Book: NUCLEAR NEBRASKA (the fight to stop a LLW dump)

  
New AMACOM Book Chronicles the Story of One Community’s 18-Year Struggle with Big Government and Big Business

NEW YORK, NY, November 2, 2007 –/WORLD-WIRE/ AMACOM, a division of the American Management Association, has released a new book, NUCLEAR NEBRASKA: The Remarkable Story of the Little County That Couldn’t Be Bought, that chronicles the struggle between the residents of Boyd County, Nebraska and five states and two multinational corporations over a “low level” nuclear waste dump. Author Susan Cragin was a story editor for a documentary film company when she was asked to write the book by Dr. Gregory Hayden, a former representative of the committee charged with siting the dump and a vocal critic of the project.

In 1989, the states in the Central Compact, US Ecology, and Bechtel International schemed to locate a dump in tiny, isolated, Boyd County by offering $3 million a year for 40 years. This seemingly idyllic county was also poor, so the town of Butte agreed to host the site, anticipating jobs that would be an economic benefit to a community where families often struggle to make a livelihood from farming alone.

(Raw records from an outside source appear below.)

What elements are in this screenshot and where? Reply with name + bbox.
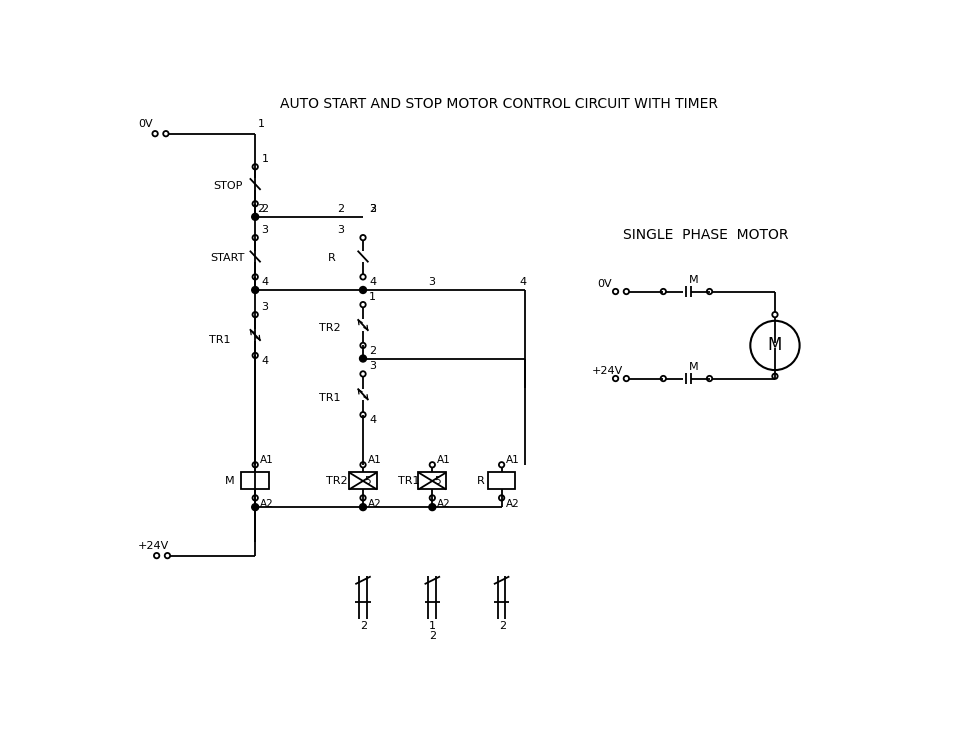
Text: 2: 2	[370, 204, 376, 214]
Text: A2: A2	[506, 499, 520, 509]
Text: M: M	[767, 336, 782, 354]
Text: A2: A2	[368, 499, 381, 509]
Text: 0V: 0V	[138, 120, 153, 130]
Text: 3: 3	[261, 302, 268, 312]
Text: A1: A1	[259, 455, 274, 465]
Text: +24V: +24V	[592, 366, 623, 376]
Text: A1: A1	[368, 455, 381, 465]
Text: 5: 5	[434, 476, 441, 486]
Bar	[418, 472, 447, 489]
Bar	[349, 472, 377, 489]
Text: 2: 2	[370, 346, 376, 356]
Circle shape	[360, 355, 367, 362]
Text: TR2: TR2	[326, 476, 348, 486]
Text: 2: 2	[257, 204, 264, 214]
Text: 4: 4	[261, 277, 268, 287]
Circle shape	[252, 214, 258, 220]
Text: 4: 4	[520, 277, 527, 287]
Circle shape	[360, 286, 367, 294]
Text: A2: A2	[259, 499, 274, 509]
Text: M: M	[688, 275, 698, 285]
Text: 4: 4	[261, 356, 268, 366]
Circle shape	[429, 504, 436, 510]
Text: 2: 2	[429, 631, 437, 642]
Text: 3: 3	[428, 277, 436, 287]
Text: 1: 1	[261, 154, 268, 164]
Text: A2: A2	[437, 499, 450, 509]
Text: 4: 4	[370, 415, 376, 425]
Circle shape	[252, 286, 258, 294]
Text: 2: 2	[337, 204, 345, 214]
Text: +24V: +24V	[138, 541, 170, 550]
Text: 3: 3	[261, 225, 268, 235]
Bar	[242, 472, 269, 489]
Text: SINGLE  PHASE  MOTOR: SINGLE PHASE MOTOR	[623, 228, 789, 242]
Text: 3: 3	[337, 225, 344, 235]
Text: M: M	[688, 362, 698, 372]
Text: R: R	[328, 254, 335, 263]
Text: START: START	[211, 254, 245, 263]
Text: 0V: 0V	[597, 278, 611, 289]
Text: TR2: TR2	[319, 324, 340, 333]
Text: 2: 2	[261, 204, 268, 214]
Text: TR1: TR1	[398, 476, 419, 486]
Text: 4: 4	[370, 277, 376, 287]
Text: STOP: STOP	[214, 181, 243, 191]
Text: R: R	[477, 476, 485, 486]
Text: 3: 3	[370, 362, 376, 371]
Text: 2: 2	[360, 622, 367, 631]
Text: 5: 5	[365, 476, 371, 486]
Circle shape	[252, 504, 258, 510]
Text: AUTO START AND STOP MOTOR CONTROL CIRCUIT WITH TIMER: AUTO START AND STOP MOTOR CONTROL CIRCUI…	[280, 98, 719, 112]
Text: A1: A1	[437, 455, 450, 465]
Text: 3: 3	[370, 204, 376, 214]
Text: 1: 1	[370, 292, 376, 302]
Text: 1: 1	[257, 120, 264, 130]
Text: A1: A1	[506, 455, 520, 465]
Circle shape	[360, 504, 367, 510]
Text: 1: 1	[429, 622, 436, 631]
Text: TR1: TR1	[209, 335, 230, 345]
Text: M: M	[224, 476, 234, 486]
Bar	[488, 472, 516, 489]
Text: 2: 2	[499, 622, 506, 631]
Text: TR1: TR1	[319, 393, 340, 403]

The developers selected an abandoned farm, believing that there’d be no opposition to their plans to transform farmland into a nuclear waste dump site. They couldn’t have been more wrong. The residents of this largely uneducated farming community chose to fight back, resisting the government’s attempt to buy off a small, seemingly forgotten town and igniting a political powder keg that rocked the state of Nebraska for almost two decades.

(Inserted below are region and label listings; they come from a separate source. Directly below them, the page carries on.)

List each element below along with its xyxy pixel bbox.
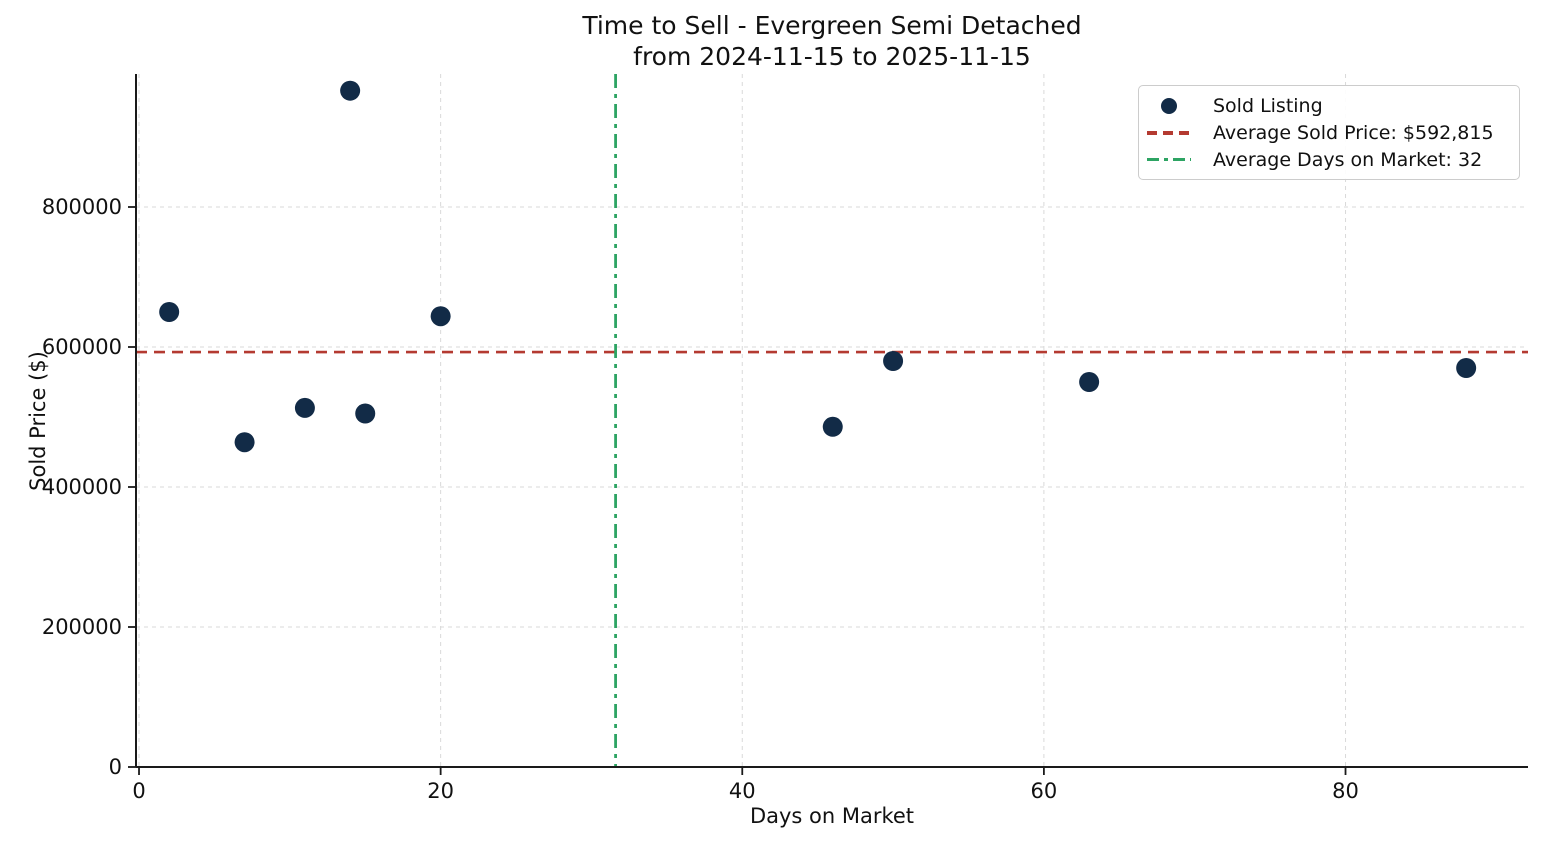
dashed-line-icon [1147,131,1191,135]
y-tick-label: 600000 [42,335,122,359]
chart-title-line2: from 2024-11-15 to 2025-11-15 [633,42,1031,71]
y-tick-label: 800000 [42,195,122,219]
chart-title-line1: Time to Sell - Evergreen Semi Detached [582,11,1082,40]
scatter-point [234,432,255,453]
scatter-point [159,302,180,322]
y-tick-label: 400000 [42,475,122,499]
x-axis-label: Days on Market [749,804,915,828]
x-tick-label: 60 [1031,779,1058,803]
legend-item-sold-listing: Sold Listing [1147,93,1509,120]
scatter-point [1456,358,1477,378]
x-tick-label: 80 [1332,779,1359,803]
legend-item-average-sold-price: Average Sold Price: $592,815 [1147,120,1509,147]
chart-title: Time to Sell - Evergreen Semi Detached f… [136,10,1528,72]
y-tick-label: 0 [109,755,122,779]
y-tick-label: 200000 [42,615,122,639]
circle-marker-icon [1147,98,1191,115]
legend-label: Average Sold Price: $592,815 [1213,122,1494,144]
scatter-point [294,397,315,418]
x-tick-label: 0 [132,779,145,803]
legend-item-average-days-on-market: Average Days on Market: 32 [1147,146,1509,173]
scatter-point [883,351,904,371]
scatter-point [1079,372,1100,392]
x-tick-label: 20 [427,779,454,803]
x-tick-label: 40 [729,779,756,803]
scatter-point [822,416,843,437]
scatter-point [355,403,376,424]
y-axis-label: Sold Price ($) [26,351,50,491]
scatter-point [340,80,361,101]
legend-label: Sold Listing [1213,95,1323,118]
legend-label: Average Days on Market: 32 [1213,148,1483,171]
scatter-point [430,306,451,327]
dashdot-line-icon [1147,157,1191,162]
legend-box: Sold Listing Average Sold Price: $592,81… [1138,85,1520,180]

Another important consideration in the struggle was the dump’s proximity to the Ogallala aquifer, which covers portions of eight states and is the primary water source for “America’s breadbasket.” Contaminating this vast source of water would have been catastrophic.

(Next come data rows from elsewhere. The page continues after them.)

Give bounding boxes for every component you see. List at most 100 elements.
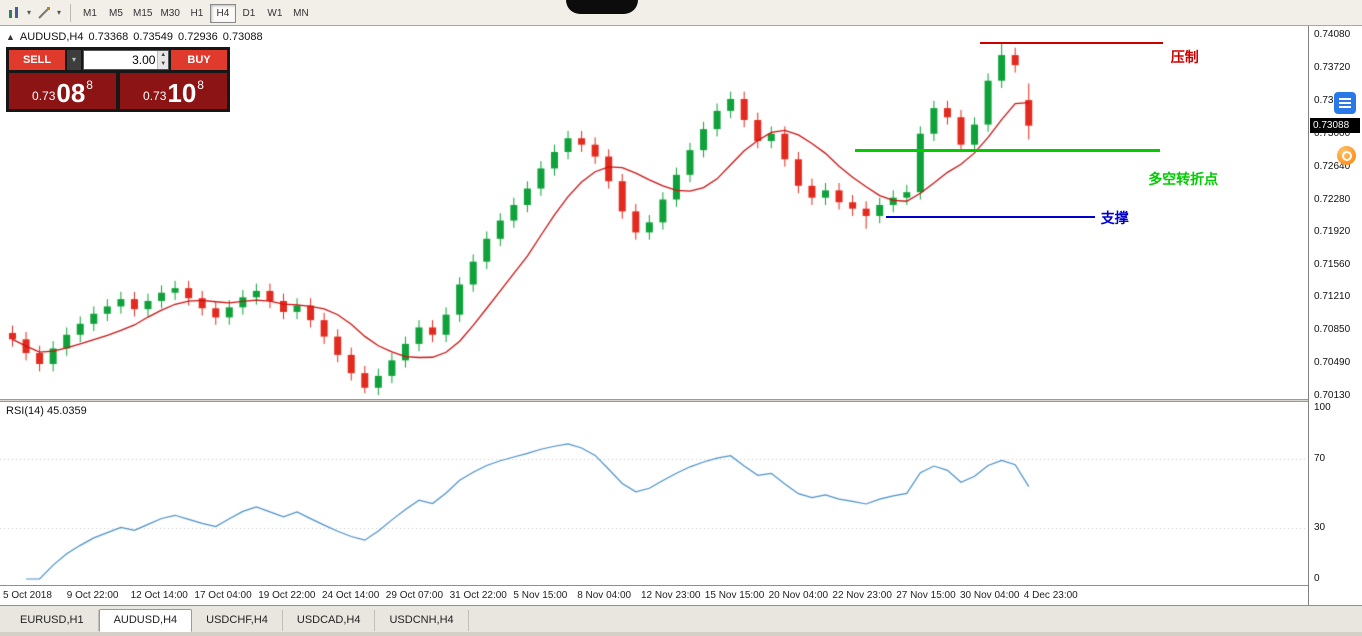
rsi-indicator-pane[interactable]: RSI(14) 45.0359 bbox=[0, 402, 1308, 585]
price-axis-label: 0.73000 bbox=[1314, 127, 1351, 139]
price-axis-label: 0.71210 bbox=[1314, 291, 1351, 303]
sell-button[interactable]: SELL bbox=[9, 50, 65, 70]
time-axis-label: 20 Nov 04:00 bbox=[768, 590, 829, 601]
top-toolbar: ▾ ▾ M1 M5 M15 M30 H1 H4 D1 W1 MN bbox=[0, 0, 1362, 26]
volume-up-icon[interactable]: ▲ bbox=[160, 52, 167, 58]
price-axis-label: 0.70490 bbox=[1314, 357, 1351, 369]
draw-tool-icon[interactable] bbox=[35, 4, 53, 22]
rsi-axis-label: 70 bbox=[1314, 453, 1326, 465]
current-price-badge: 0.73088 bbox=[1310, 117, 1360, 133]
time-axis-label: 15 Nov 15:00 bbox=[704, 590, 765, 601]
trade-options-dropdown-icon[interactable]: ▾ bbox=[67, 50, 81, 70]
resistance-line[interactable] bbox=[980, 42, 1163, 44]
floating-widget-orange-icon[interactable] bbox=[1337, 146, 1356, 165]
quote-low: 0.72936 bbox=[178, 31, 218, 43]
timeframe-button-d1[interactable]: D1 bbox=[242, 7, 256, 19]
price-axis-label: 0.70130 bbox=[1314, 390, 1351, 401]
trade-panel-controls: SELL ▾ ▲ ▼ BUY bbox=[9, 50, 227, 70]
time-axis-label: 5 Oct 2018 bbox=[3, 590, 52, 601]
time-axis-label: 5 Nov 15:00 bbox=[513, 590, 568, 601]
bottom-strip bbox=[0, 632, 1362, 636]
timeframe-button-h1[interactable]: H1 bbox=[190, 7, 204, 19]
quote-open: 0.73368 bbox=[88, 31, 129, 43]
time-axis-label: 4 Dec 23:00 bbox=[1023, 590, 1078, 601]
volume-down-icon[interactable]: ▼ bbox=[160, 61, 167, 67]
time-axis-label: 19 Oct 22:00 bbox=[258, 590, 316, 601]
price-axis-label: 0.73360 bbox=[1314, 94, 1351, 106]
time-axis-label: 8 Nov 04:00 bbox=[577, 590, 632, 601]
chart-type-dropdown-icon[interactable]: ▾ bbox=[26, 8, 31, 17]
draw-tool-glyph bbox=[38, 6, 50, 19]
pivot-line[interactable] bbox=[855, 149, 1160, 152]
sell-price-big: 08 bbox=[56, 78, 86, 108]
sell-price-box[interactable]: 0.73 08 8 bbox=[9, 73, 116, 109]
rsi-chart-canvas[interactable] bbox=[0, 402, 1308, 585]
blue-widget-glyph bbox=[1339, 98, 1351, 100]
orange-widget-glyph bbox=[1341, 150, 1352, 161]
buy-price-big: 10 bbox=[167, 78, 197, 108]
chart-tab-eurusd-h1[interactable]: EURUSD,H1 bbox=[6, 610, 99, 631]
time-axis-label: 24 Oct 14:00 bbox=[322, 590, 380, 601]
buy-price-pip: 8 bbox=[197, 78, 204, 92]
timeframe-button-m30[interactable]: M30 bbox=[160, 7, 180, 19]
quote-header: ▲ AUDUSD,H4 0.73368 0.73549 0.72936 0.73088 bbox=[6, 31, 268, 43]
camera-notch bbox=[566, 0, 638, 14]
time-axis-label: 12 Oct 14:00 bbox=[130, 590, 188, 601]
timeframe-button-m5[interactable]: M5 bbox=[109, 7, 123, 19]
price-axis-label: 0.71920 bbox=[1314, 226, 1351, 238]
timeframe-button-w1[interactable]: W1 bbox=[267, 7, 283, 19]
price-axis[interactable]: 0.73088 0.74080 0.73720 0.73360 0.73000 0.72… bbox=[1308, 26, 1362, 605]
timeframe-button-m15[interactable]: M15 bbox=[133, 7, 153, 19]
time-axis-label: 12 Nov 23:00 bbox=[641, 590, 701, 601]
support-label: 支撑 bbox=[1100, 210, 1129, 227]
rsi-indicator-label: RSI(14) 45.0359 bbox=[6, 405, 87, 417]
timeframe-button-h4[interactable]: H4 bbox=[209, 3, 236, 23]
price-chart-pane[interactable]: ▲ AUDUSD,H4 0.73368 0.73549 0.72936 0.73088 S… bbox=[0, 26, 1308, 399]
rsi-axis-label: 100 bbox=[1314, 402, 1331, 413]
chart-type-icon[interactable] bbox=[5, 4, 23, 22]
symbol-icon: ▲ bbox=[6, 32, 15, 42]
volume-input[interactable] bbox=[84, 51, 158, 69]
support-line[interactable] bbox=[886, 216, 1095, 218]
timeframe-button-m1[interactable]: M1 bbox=[83, 7, 97, 19]
price-axis-label: 0.71560 bbox=[1314, 259, 1351, 271]
resistance-label: 压制 bbox=[1170, 50, 1199, 67]
volume-field: ▲ ▼ bbox=[83, 50, 169, 70]
price-axis-label: 0.73720 bbox=[1314, 61, 1351, 73]
quote-close: 0.73088 bbox=[222, 31, 263, 43]
time-axis-label: 27 Nov 15:00 bbox=[896, 590, 956, 601]
floating-widget-blue-icon[interactable] bbox=[1334, 92, 1356, 114]
rsi-axis-label: 30 bbox=[1314, 521, 1326, 533]
chart-tab-usdchf-h4[interactable]: USDCHF,H4 bbox=[192, 610, 283, 631]
chart-tab-bar: EURUSD,H1 AUDUSD,H4 USDCHF,H4 USDCAD,H4 USDC… bbox=[0, 605, 1362, 632]
buy-price-box[interactable]: 0.73 10 8 bbox=[120, 73, 227, 109]
chart-tab-usdcnh-h4[interactable]: USDCNH,H4 bbox=[375, 610, 469, 631]
draw-tool-dropdown-icon[interactable]: ▾ bbox=[56, 8, 61, 17]
buy-price-prefix: 0.73 bbox=[143, 89, 167, 103]
buy-button[interactable]: BUY bbox=[171, 50, 227, 70]
chart-tab-audusd-h4[interactable]: AUDUSD,H4 bbox=[98, 609, 193, 632]
chart-tab-usdcad-h4[interactable]: USDCAD,H4 bbox=[283, 610, 376, 631]
time-axis[interactable]: 5 Oct 2018 9 Oct 22:00 12 Oct 14:00 17 Oct … bbox=[0, 585, 1308, 605]
chart-type-glyph bbox=[9, 6, 18, 18]
price-axis-label: 0.70850 bbox=[1314, 324, 1351, 336]
sell-price-prefix: 0.73 bbox=[32, 89, 56, 103]
symbol-label: AUDUSD,H4 bbox=[19, 31, 84, 43]
time-axis-label: 22 Nov 23:00 bbox=[832, 590, 892, 601]
sell-price-pip: 8 bbox=[86, 78, 93, 92]
time-axis-label: 31 Oct 22:00 bbox=[449, 590, 507, 601]
time-axis-label: 29 Oct 07:00 bbox=[385, 590, 444, 601]
toolbar-separator bbox=[70, 3, 71, 22]
time-axis-label: 17 Oct 04:00 bbox=[194, 590, 252, 601]
price-axis-label: 0.74080 bbox=[1314, 29, 1351, 40]
trade-panel-prices: 0.73 08 8 0.73 10 8 bbox=[9, 73, 227, 109]
price-axis-label: 0.72640 bbox=[1314, 160, 1351, 172]
rsi-axis-label: 0 bbox=[1314, 573, 1320, 584]
time-axis-label: 9 Oct 22:00 bbox=[66, 590, 119, 601]
timeframe-button-mn[interactable]: MN bbox=[293, 7, 309, 19]
time-axis-label: 30 Nov 04:00 bbox=[960, 590, 1020, 601]
pane-splitter[interactable] bbox=[0, 399, 1308, 402]
timeframe-toolbar: M1 M5 M15 M30 H1 H4 D1 W1 MN bbox=[77, 3, 314, 23]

From their initial revolt to their hard-won victory, this powerful tale traces the community’s transformation from a small group of isolated farmers to a defiant band of environmentalists. The farmers had to train themselves to be environmental experts and provide the kind of evidence that would trump that of the US Ecology’s team of highly-skilled engineers. The farmers triumphed, and the license to build was denied after a long, drawn-out battle.

A cast of many characters played a key part in the long fight, but chief among them: Phyllis Weakly, the chain-smoking “Momma Nuke” who put in 16-hour days in front of her computer–which only had access to a slow dial-up modem–searching for technical information to refute Bechtel’s highly-paid engineers; Paulette Blair, the fourth-grade teacher whose caricatures decorated demonstrators signs and t-shirts (most notably with then Governor Kay “Pinocchiorr” Orr), and Lowell Fisher, a local rancher, who went on a hunger strike to protest the dump.

Through the incredible stories of these seemingly ordinary but courageous people who were deceived by their own government, we begin to understand how one small group of forgotten Americans found the inner resources to stop a site they knew would cost them both their livelihoods and their health. At once harrowing and inspiring, NUCLEAR NEBRASKA is an unforgettable tribute to the power of the ordinary citizen.